On the Australian press buses, I have rarely seen the press pack do this with any application. They’re simply concerned with following the candidate, getting down the announceable, and being there if she/he happens to get egged/pied/shot. Were their editors to give them space to report on how the candidates were actually received, and by what sort of people, a different story would emerge. This time around, it would have been much clearer by polling day how unimpressed people were with Turnbull personally — and how much they departed from the approved view of Shorten.

4. Pooling questions. The refusal to pool questions by the travelling pack is bizarre. At each stop, two dozen journos try to get a question in — the answer to which everyone else will have access to anyway. The prize is prestige in a tribalised situation. If groups of journos pooled an agreed-upon question sequence, the pollies would be unable to deflect them by giving new journos the call for the next question — which has the added advantage of making themselves look pluralist.

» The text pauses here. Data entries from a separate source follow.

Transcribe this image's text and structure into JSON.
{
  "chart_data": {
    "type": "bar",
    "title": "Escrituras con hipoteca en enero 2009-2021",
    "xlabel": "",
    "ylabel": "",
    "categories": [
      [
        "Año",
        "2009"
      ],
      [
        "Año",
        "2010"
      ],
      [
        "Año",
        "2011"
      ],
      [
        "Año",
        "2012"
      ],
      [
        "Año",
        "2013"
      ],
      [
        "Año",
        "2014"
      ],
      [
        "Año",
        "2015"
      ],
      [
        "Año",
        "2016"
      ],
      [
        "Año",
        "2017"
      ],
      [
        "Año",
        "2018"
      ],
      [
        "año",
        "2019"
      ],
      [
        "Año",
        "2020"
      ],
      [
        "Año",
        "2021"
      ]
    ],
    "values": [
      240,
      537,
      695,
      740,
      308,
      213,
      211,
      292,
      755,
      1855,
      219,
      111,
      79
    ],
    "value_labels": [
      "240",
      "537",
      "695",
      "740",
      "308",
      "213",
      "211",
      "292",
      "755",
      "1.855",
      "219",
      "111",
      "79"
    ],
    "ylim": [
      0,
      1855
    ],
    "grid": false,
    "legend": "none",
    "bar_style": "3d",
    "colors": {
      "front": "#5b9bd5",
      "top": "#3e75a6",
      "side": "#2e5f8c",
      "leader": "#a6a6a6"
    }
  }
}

5. But, of course, this is all abstract. The reason the media gets it wrong is not because of the many journos doing honest reporting and analysis. It’s because the largest news organisation in the country is a propaganda outfit, run as one, using honest reportage to pack around a series of stories designed to have political effect. On every bus, News Corp has at least one operative looking for the worst angle from a Labor appearance, no matter how good, and the best angle from a Liberal appearance, no matter how bad. The reason it appears that the media didn’t get it this time — as opposed to last time — is because this time, that didn’t work.